Et d’insister : « Le char reste donc un atout, à condition d’être utilisé dans le cadre d’un combat interarmes bien mené. Cela suppose une logistique efficace, en particulier une logistique de l’avant, avec des équipes légères et des véhicules capables de tracter les matériels en panne ou endommagés pour les réparer très vite, au plus près de la ligne de front ». Ce que les forces russes n’ont pas su faire, d’où leurs pertes élevées en Ukraine.

Dans un ordre du jour publié à l’occasion de la Saint-Georges [23 avril], fête de l’arme blindée cavalerie [ABC] qui, cette année, avait un relief particulier car cela fait maintenant 200 ans que sa « maison mère », c’est-à-dire l’École de cavalerie, a pris ses quartiers à Saumur, le chef d’état-major de l’armée de Terre [CEMAT], le général Pierre Schill, a d’abord fait le constat que le char est encore « présent sur tous les champs de bataille ». 

 
« La cavalerie offre aux brigades et divisions qui l’emploient le renseignement, la vitesse, l’allonge et le choc au contact. Elle incarne la détermination sur le champ de bataille. Elle est un élément de la grammaire stratégique : un critère objectif dans l’évaluation de la puissance d’une composante terrestre. C’est un fait », a continué le CEMAT.
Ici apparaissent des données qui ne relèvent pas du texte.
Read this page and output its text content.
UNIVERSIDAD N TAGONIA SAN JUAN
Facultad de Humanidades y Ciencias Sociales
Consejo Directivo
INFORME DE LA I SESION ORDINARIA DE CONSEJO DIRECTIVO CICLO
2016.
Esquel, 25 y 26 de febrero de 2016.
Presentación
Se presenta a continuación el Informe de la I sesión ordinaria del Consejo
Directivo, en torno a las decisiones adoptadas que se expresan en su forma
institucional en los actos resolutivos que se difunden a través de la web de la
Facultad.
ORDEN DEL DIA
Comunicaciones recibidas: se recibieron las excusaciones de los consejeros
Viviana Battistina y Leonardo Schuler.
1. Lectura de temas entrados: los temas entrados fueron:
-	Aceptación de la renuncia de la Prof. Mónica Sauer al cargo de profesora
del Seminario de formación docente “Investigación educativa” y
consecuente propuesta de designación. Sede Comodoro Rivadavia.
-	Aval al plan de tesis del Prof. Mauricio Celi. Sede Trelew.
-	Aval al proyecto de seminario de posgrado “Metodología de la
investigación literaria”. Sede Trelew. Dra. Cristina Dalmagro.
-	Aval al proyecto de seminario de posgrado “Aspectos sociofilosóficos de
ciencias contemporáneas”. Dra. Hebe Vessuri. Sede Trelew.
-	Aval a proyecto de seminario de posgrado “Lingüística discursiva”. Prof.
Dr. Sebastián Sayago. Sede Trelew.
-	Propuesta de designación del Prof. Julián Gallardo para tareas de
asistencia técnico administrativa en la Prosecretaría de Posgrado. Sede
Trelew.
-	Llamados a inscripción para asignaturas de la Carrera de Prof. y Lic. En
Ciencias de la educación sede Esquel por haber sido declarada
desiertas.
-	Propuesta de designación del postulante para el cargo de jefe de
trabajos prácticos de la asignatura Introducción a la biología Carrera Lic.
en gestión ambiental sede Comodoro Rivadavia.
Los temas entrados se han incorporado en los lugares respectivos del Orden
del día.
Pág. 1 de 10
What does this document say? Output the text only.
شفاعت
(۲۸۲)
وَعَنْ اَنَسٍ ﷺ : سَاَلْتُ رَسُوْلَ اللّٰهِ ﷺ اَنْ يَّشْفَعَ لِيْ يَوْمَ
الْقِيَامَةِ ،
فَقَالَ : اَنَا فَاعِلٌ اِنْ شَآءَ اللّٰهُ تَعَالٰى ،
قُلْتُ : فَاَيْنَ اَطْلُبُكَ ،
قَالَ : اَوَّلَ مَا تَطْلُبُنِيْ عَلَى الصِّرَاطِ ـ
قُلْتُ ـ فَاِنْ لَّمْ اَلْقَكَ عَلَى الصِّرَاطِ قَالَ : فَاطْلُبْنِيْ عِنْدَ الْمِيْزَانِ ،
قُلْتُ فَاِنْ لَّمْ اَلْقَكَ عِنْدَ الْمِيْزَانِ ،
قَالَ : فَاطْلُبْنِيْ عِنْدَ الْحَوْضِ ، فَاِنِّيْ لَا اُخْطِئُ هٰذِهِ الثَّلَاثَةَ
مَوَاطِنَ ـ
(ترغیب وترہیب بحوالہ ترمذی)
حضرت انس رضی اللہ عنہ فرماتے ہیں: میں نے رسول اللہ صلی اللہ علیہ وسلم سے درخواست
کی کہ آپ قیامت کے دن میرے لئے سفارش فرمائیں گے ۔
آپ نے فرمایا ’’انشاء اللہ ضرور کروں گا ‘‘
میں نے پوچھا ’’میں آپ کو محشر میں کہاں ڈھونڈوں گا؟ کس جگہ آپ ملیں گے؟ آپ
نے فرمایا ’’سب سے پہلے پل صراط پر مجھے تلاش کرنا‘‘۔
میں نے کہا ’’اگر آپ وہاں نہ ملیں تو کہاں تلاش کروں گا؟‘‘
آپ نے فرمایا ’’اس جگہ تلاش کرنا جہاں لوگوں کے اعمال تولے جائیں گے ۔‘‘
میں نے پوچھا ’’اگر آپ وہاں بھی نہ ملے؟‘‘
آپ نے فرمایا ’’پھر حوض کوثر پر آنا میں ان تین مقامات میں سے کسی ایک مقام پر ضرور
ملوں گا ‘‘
Mais ce dernier a également estimé que l’analyse des conflits en cours [Ukraine, Gaza, Sud-Liban] « révèle des tendances qui pourraient relativiser le rôle de la force blindée, voire la disqualifier » étant donné que les « fronts sont figés », que les « manœuvres sont lentes » et que les « concentrations de force sont frappées ».
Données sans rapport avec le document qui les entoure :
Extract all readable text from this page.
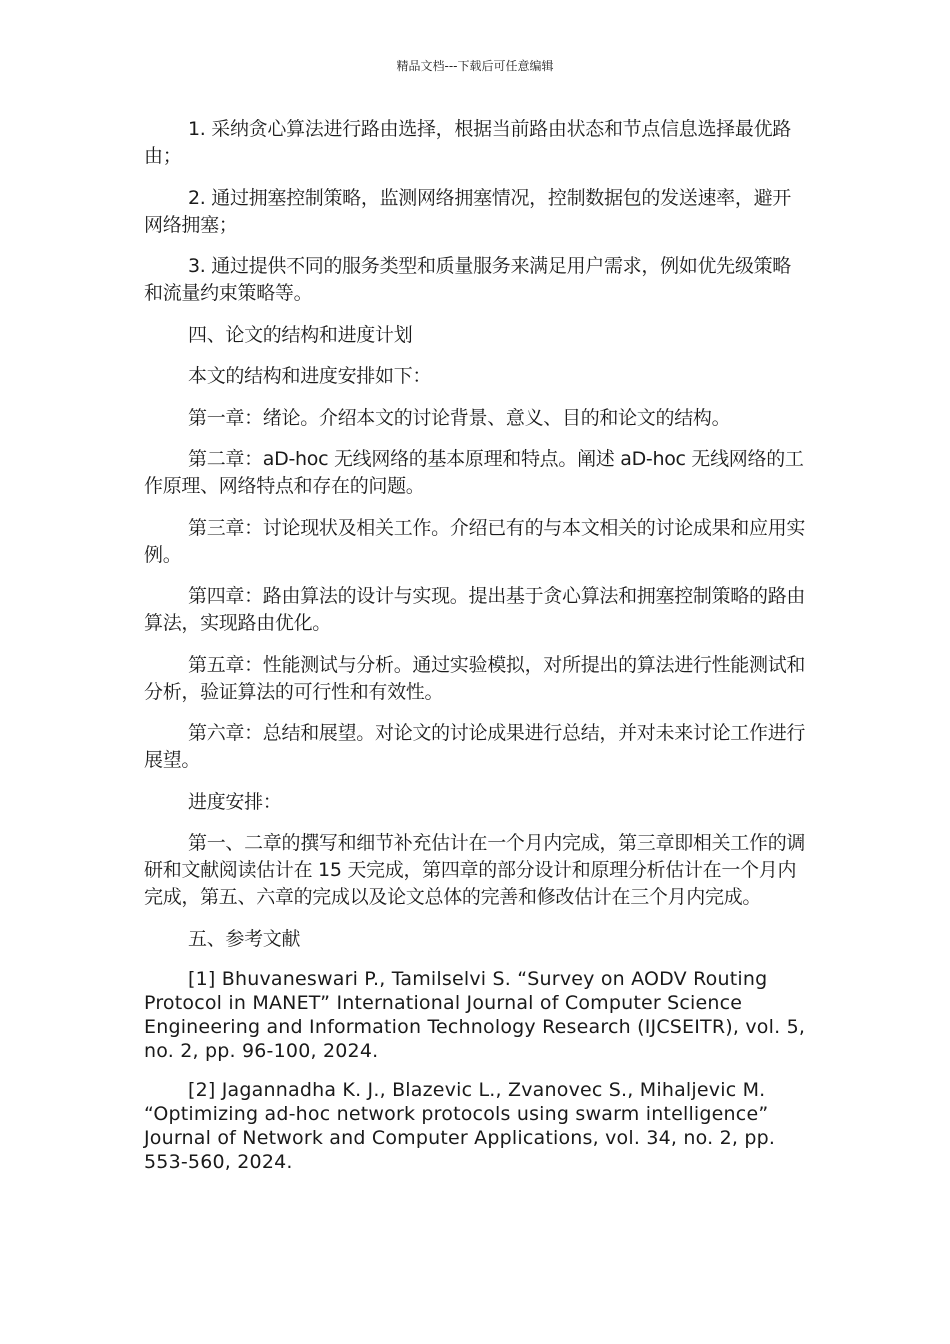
精品文档---下载后可任意编辑

1. 采纳贪心算法进行路由选择，根据当前路由状态和节点信息选择最优路由；

2. 通过拥塞控制策略，监测网络拥塞情况，控制数据包的发送速率，避开网络拥塞；

3. 通过提供不同的服务类型和质量服务来满足用户需求，例如优先级策略和流量约束策略等。

四、论文的结构和进度计划

本文的结构和进度安排如下：

第一章：绪论。介绍本文的讨论背景、意义、目的和论文的结构。

第二章：aD-hoc 无线网络的基本原理和特点。阐述 aD-hoc 无线网络的工作原理、网络特点和存在的问题。

第三章：讨论现状及相关工作。介绍已有的与本文相关的讨论成果和应用实例。

第四章：路由算法的设计与实现。提出基于贪心算法和拥塞控制策略的路由算法，实现路由优化。

第五章：性能测试与分析。通过实验模拟，对所提出的算法进行性能测试和分析，验证算法的可行性和有效性。

第六章：总结和展望。对论文的讨论成果进行总结，并对未来讨论工作进行展望。

进度安排：

第一、二章的撰写和细节补充估计在一个月内完成，第三章即相关工作的调研和文献阅读估计在 15 天完成，第四章的部分设计和原理分析估计在一个月内完成，第五、六章的完成以及论文总体的完善和修改估计在三个月内完成。

五、参考文献

[1] Bhuvaneswari P., Tamilselvi S. “Survey on AODV Routing Protocol in MANET” International Journal of Computer Science Engineering and Information Technology Research (IJCSEITR), vol. 5, no. 2, pp. 96-100, 2024.

[2] Jagannadha K. J., Blazevic L., Zvanovec S., Mihaljevic M. “Optimizing ad-hoc network protocols using swarm intelligence” Journal of Network and Computer Applications, vol. 34, no. 2, pp. 553-560, 2024.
Puis, le général Schill a souligné le « fossé » toujours plus grand entre la « sophistication » coûteuse des véhicules de combat et les moyens bon marché utilisés pour les détruire. Et cela dans un contexte marqué par la « transparence du champ de bataille », qui est une « nouvelle donne tactique », susceptible d’affecter les « principes de la manœuvre ».

« Dans une frange de vingt à trente kilomètres de part et d’autre des contacts, tout regroupement d’unités blindées ou mécanisées est la cible d’attaques de frappes menées par la combinaison des feux les plus variés, jusqu’aux drones à faibles coûts » tandis que la « transparence et la précision des feux semblent avoir eu raison du mouvement dans la guerre qui oppose la Russie à l’Ukraine », a relevé le CEMAT.
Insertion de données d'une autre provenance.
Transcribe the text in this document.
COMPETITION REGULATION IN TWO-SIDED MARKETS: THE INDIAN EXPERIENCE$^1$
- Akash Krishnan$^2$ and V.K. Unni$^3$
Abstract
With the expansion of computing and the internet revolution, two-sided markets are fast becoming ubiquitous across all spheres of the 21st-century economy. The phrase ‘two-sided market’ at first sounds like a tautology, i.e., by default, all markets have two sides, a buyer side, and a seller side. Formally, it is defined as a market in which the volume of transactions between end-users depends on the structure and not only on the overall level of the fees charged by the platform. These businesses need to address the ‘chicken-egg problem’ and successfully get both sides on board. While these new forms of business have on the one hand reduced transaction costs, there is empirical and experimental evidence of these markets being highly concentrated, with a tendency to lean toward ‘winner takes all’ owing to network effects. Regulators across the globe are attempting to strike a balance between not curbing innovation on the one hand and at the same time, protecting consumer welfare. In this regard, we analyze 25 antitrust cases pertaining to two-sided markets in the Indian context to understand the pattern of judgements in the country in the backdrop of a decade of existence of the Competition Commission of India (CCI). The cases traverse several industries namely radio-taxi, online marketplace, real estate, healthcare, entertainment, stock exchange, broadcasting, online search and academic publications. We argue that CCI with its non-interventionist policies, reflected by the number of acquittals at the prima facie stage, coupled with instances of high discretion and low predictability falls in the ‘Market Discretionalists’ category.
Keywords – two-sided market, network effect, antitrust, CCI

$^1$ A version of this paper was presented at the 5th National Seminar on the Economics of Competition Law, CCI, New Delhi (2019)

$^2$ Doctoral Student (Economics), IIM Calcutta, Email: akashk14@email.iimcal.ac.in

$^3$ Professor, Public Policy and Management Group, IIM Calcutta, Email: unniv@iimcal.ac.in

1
Cela est en grande partie dû à l’usage intensif de différents modèles de drones, associé aux moyens satellitaires d’observation, à la guerre électronique, aux capacités de frappe dans la profondeur et à l’accélération de la prise de décision.

Dans ces conditions, a expliqué le général Schill, « l’infanterie tient davantage qu’elle ne conquiert, l’artillerie conquiert davantage qu’elle n’appuie, les hélicoptères d’attaque arrêtent les offensives adverses davantage qu’ils ne mènent de raids »… et la « cavalerie appuie et défend davantage qu’elle ne perce ou n’exploite »… alors que c’est sa raison d’être.

D’où ses interrogations sur l’avenir de l’arme blindée cavalerie, dont les capacités ne reposent pas sur le seul char Leclerc mais aussi sur les blindés AMX-10RC et Jaguar… « Quel sera son emploi dans dix ans, dans vingt ans ? Quel nouvel équilibre sera atteint entre le glaive et la cuirasse ? Quel est le char dont l’armée de Terre aura besoin ? Quelles seront ses missions ? Que doit être le cavalier de demain ? », a demandé le CEMAT.

Pour lui, les « cavaliers » n’ont pas d’autre choix que de réinventer le « combat de reconnaissance comme le combat blindé », d’élaborer de nouvelles tactiques « sans carcan doctrinal ni esprit de clocher » et d’innover pour « redécouvrir les moyens de la mobilité pour peser dans la bataille » ainsi que pour trouver les « clés pour dépasser les blocages tactiques ».

« Prenez exemple sur l’esprit d’innovation de ceux qui vous ont précédés. Faites preuve d’audace à l’image de ceux qui percent les lignes adverses. Encouragez l’initiative à l’image de ceux qui éclairent. Soyez au résultat à l’image de ceux font coup au but », a exhorté le général Schill.

« L’armée de Terre a besoin d’unités de cavalerie qui escadronnent pour apporter vitesse, choc et profondeur au corps de bataille. Elle a besoin de soldats aguerris et fougueux ayant le culte de la mission. Elle a besoin de chefs indépendants d’esprit à la foi chevillée au corps », a conclu le CEMAT.